This rare non-vampiric outing from Euro-horror master Jean Rollin is also the ultimate date movie for goths, making the “sex = death” connection in a more romantic, more chthonic way than your typical slasher movie. It’s more of an OG “Mary Shelley losing her virginity on her mother’s grave” type of thing, a hypnotic work of intuitive, dreamlike surrealism whose plot is simple but whose implications are profound. Jennifer writes that The Iron Rose “possesses all the eroticism and melancholia characteristic of [Rollin’s] other work, but this one is stripped back to the bare essentials and is the better for it.”
These elemental characters—they’re referred to in the credits as simply “The Girl” and “The Boy”—descend into a catacomb to make love, and emerge into the world of the dead. The fence no longer has a gate—multiple compare The Iron Rose to Luis Buñuel and The Exterminating Angel—and the girl is transformed, “wiser and scarier than her years should allow,” as Kai writes. They’re accompanied by a series of evocative, deeply weird archetypes, including a man in a vampire cape (Rollin just can’t help himself) and, even stranger, a clown.

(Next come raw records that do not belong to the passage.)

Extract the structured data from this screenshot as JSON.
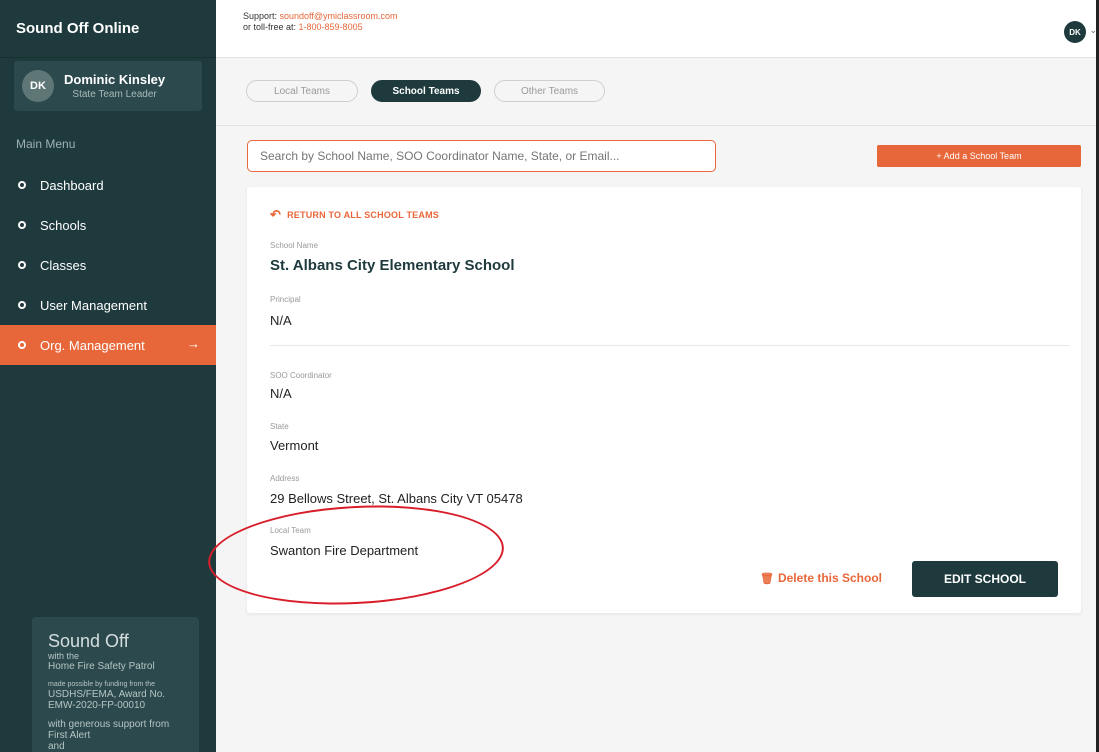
{
  "sidebar": {
    "brand": "Sound Off Online",
    "user": {
      "initials": "DK",
      "name": "Dominic Kinsley",
      "role": "State Team Leader"
    },
    "menu_label": "Main Menu",
    "items": [
      {
        "label": "Dashboard"
      },
      {
        "label": "Schools"
      },
      {
        "label": "Classes"
      },
      {
        "label": "User Management"
      },
      {
        "label": "Org. Management",
        "active": true
      }
    ],
    "promo": {
      "title": "Sound Off",
      "line1": "with the",
      "line2": "Home Fire Safety Patrol",
      "funding1": "made possible by funding from the",
      "funding2": "USDHS/FEMA, Award No.",
      "funding3": "EMW-2020-FP-00010",
      "support1": "with generous support from",
      "support2": "First Alert",
      "support3": "and"
    }
  },
  "header": {
    "support_prefix": "Support: ",
    "support_email": "soundoff@ymiclassroom.com",
    "tollfree_prefix": "or toll-free at: ",
    "tollfree_number": "1-800-859-8005",
    "user_initials": "DK",
    "caret": "⌄"
  },
  "tabs": [
    {
      "label": "Local Teams"
    },
    {
      "label": "School Teams",
      "active": true
    },
    {
      "label": "Other Teams"
    }
  ],
  "search": {
    "placeholder": "Search by School Name, SOO Coordinator Name, State, or Email..."
  },
  "add_button": "+ Add a School Team",
  "card": {
    "return_label": "RETURN TO ALL SCHOOL TEAMS",
    "fields": {
      "school_name": {
        "label": "School Name",
        "value": "St. Albans City Elementary School"
      },
      "principal": {
        "label": "Principal",
        "value": "N/A"
      },
      "coordinator": {
        "label": "SOO Coordinator",
        "value": "N/A"
      },
      "state": {
        "label": "State",
        "value": "Vermont"
      },
      "address": {
        "label": "Address",
        "value": "29 Bellows Street, St. Albans City VT 05478"
      },
      "local_team": {
        "label": "Local Team",
        "value": "Swanton Fire Department"
      }
    },
    "delete_label": "Delete this School",
    "edit_label": "EDIT SCHOOL"
  },
  "colors": {
    "sidebar": "#1e3a3d",
    "accent": "#e8673a",
    "annotation": "#d81e2a"
  }
}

It all means something, probably. But this is primarily a mood piece, a reflection on the fragility of youth next to the dusty permanence of death. Rollin took advantage of being based in Europe, where cities are literally built on skeletons, throughout his career: here, Brian writes that he “knows to trust in his location, the overwhelmingly atmospheric Madeline Cemetery, and in the quasi-Bressonian charisma of his actors… drawing indescribably potent sensations from fairly modest means and glossed with a peculiarly Gallic erotic-thanatoic gloom”.
That gloom—and the harsh spotlights on moss-covered tombs—will look especially striking in 4K, as The Iron Rose hits disc as part of UK label Indicator’s series of deluxe Rollin restorations. I have the label’s Fascination release, and it’s gorgeous; I can’t wait to pick this one up as well.